Their real goal is a national ban on abortion, beginning with the kind of legislation introduced this week by Graham. They have made no secret of this: anti-choice groups announced their plan for a national ban even before the Dobbs decision was officially released. They don’t have the votes for it now, but they could get the votes in the future. And when they do, a combination of factors, including pressure from fundraisers and their base and what seems to be a genuine hatred for abortion and the freedom that it provides to women, combine to make a political certainty: the next time Republicans hold both houses of US Congress and the White House, they will ban abortion nationwide.
It is time for liberal Americans, and all American women, to face this reality: there will soon be no safe states, no place in America where abortion is legal. In the future, we will come to see this horrible era – the time after Roe fell, but before abortion was banned nationally – as an interregnum, when the suffering and loss enforced on women by abortion bans was only confined to red states.
As horrible as this state of affairs is, one day we will look back on it fondly. As women bleed for days, and little girls are pushed out of school, and thousands of dreams are abandoned to forced birth – even these, eventually, might come to seem like the good old days.

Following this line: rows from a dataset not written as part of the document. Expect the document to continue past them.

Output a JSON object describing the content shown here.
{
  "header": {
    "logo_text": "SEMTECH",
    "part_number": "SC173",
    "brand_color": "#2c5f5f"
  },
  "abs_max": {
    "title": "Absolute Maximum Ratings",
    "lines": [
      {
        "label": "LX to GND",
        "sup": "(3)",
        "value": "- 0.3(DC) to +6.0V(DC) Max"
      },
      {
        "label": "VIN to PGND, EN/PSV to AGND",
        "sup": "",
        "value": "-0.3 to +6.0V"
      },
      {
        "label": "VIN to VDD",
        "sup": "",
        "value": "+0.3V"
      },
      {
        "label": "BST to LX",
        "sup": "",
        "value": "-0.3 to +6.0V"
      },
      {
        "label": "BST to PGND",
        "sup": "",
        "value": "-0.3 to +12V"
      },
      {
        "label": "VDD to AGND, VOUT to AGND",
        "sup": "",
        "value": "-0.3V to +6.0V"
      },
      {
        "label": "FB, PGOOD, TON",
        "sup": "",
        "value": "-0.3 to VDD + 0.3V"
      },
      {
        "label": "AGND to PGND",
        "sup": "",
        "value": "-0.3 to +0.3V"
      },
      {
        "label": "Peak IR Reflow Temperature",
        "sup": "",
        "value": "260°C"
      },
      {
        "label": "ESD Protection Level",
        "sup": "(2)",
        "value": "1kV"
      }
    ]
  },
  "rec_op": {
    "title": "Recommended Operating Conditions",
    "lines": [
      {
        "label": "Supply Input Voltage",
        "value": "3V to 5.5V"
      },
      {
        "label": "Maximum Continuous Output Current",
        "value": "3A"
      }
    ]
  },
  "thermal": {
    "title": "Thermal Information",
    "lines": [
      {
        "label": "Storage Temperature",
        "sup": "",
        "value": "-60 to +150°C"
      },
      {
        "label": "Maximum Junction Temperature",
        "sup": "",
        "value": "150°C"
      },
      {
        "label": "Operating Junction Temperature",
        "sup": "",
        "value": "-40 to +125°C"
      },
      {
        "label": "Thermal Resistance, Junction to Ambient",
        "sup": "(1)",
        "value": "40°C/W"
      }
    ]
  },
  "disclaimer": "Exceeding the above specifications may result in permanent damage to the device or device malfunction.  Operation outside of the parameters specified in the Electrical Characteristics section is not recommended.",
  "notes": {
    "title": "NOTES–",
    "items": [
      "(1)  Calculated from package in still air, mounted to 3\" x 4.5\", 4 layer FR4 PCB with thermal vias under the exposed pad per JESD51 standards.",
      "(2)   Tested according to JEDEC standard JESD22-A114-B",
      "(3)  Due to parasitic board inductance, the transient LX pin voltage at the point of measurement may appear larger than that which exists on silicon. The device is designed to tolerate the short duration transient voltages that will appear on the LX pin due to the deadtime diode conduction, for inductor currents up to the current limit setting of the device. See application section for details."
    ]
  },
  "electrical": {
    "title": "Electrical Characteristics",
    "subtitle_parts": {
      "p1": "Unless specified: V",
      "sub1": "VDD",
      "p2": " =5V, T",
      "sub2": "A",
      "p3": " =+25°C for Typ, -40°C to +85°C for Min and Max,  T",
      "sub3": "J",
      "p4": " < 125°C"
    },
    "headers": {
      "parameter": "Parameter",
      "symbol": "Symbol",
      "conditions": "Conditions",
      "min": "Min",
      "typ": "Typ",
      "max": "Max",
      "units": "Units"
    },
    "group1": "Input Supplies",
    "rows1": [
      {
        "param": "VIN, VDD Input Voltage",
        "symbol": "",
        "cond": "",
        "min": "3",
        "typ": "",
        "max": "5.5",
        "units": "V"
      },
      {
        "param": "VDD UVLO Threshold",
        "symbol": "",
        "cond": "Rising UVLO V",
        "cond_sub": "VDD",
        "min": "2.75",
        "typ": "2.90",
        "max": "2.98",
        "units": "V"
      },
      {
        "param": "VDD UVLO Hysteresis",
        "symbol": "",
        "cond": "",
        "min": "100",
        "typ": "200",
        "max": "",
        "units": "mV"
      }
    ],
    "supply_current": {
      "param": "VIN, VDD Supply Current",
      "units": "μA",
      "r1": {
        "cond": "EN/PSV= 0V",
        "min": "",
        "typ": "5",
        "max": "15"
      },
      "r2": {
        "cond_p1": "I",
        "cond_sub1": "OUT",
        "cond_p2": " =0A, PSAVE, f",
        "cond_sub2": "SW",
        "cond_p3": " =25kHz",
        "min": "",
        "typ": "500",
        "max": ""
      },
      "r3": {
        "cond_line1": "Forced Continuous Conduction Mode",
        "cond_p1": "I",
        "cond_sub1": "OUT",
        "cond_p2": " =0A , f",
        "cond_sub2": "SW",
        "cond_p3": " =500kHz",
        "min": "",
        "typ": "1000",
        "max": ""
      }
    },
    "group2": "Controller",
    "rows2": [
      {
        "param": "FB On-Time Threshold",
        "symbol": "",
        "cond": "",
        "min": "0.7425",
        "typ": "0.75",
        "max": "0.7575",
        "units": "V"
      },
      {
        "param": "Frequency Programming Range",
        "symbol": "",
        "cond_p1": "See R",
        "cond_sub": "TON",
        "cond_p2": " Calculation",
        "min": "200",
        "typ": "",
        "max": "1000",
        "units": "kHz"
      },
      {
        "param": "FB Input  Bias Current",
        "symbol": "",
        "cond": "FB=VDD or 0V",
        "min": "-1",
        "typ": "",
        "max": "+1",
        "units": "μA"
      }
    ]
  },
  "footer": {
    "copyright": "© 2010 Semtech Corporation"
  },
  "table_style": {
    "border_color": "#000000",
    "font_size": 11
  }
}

Because though the Republicans will certainly ban abortion nationally at their first opportunity, they may not even need to wait for an electoral victory to do so. A group calling itself Catholics for Life has already asked the supreme court to declare fetuses and embryos to be persons under the 14th amendment, a move that would grant them constitutional rights. From there, “it’s a short step to saying that laws allowing abortion are unconstitutional because they deny equal protection to those persons that are unborn human beings,” the Berkeley Law School dean, Erwin Chemerinsky, told Ms magazine. “I believe that there may be a majority on the Court to take that position.” The unelected, lifetime-appointed judges on the court could extend their assertion in Dobbs that it’s legal to ban abortion, and instead say that it’s actually illegal to allow it. To get that outcome, the Republicans don’t need to win even one more vote.
These are the stakes of every election now, for the rest of our lives. A national abortion ban will be on the ballot every time Americans vote for congressmen and senators; it will be on the ballot every time they vote for president. In previous years, while Roe was still in place, voting for a governor or state legislatures could affect practical abortion access within a state quite substantially. Red states were able to cut funding, impose labyrinthine requirements, up the cost for patients and impose uniquely onerous burdens on providers. But Roe preserved a bare-bones floor for abortion rights: no state could ban abortion before viability.
Now, any state – or the United States at the federal level – can ban abortion as early as they want. There is no bottom, and Republicans are determined to keep pushing further and further back, dragging the rights and dignity of American women further and further down into the dirt. This is the possibility that we have to resist every time we vote. It’s also the possibility that Democrats accept – every day that they do not expand the court.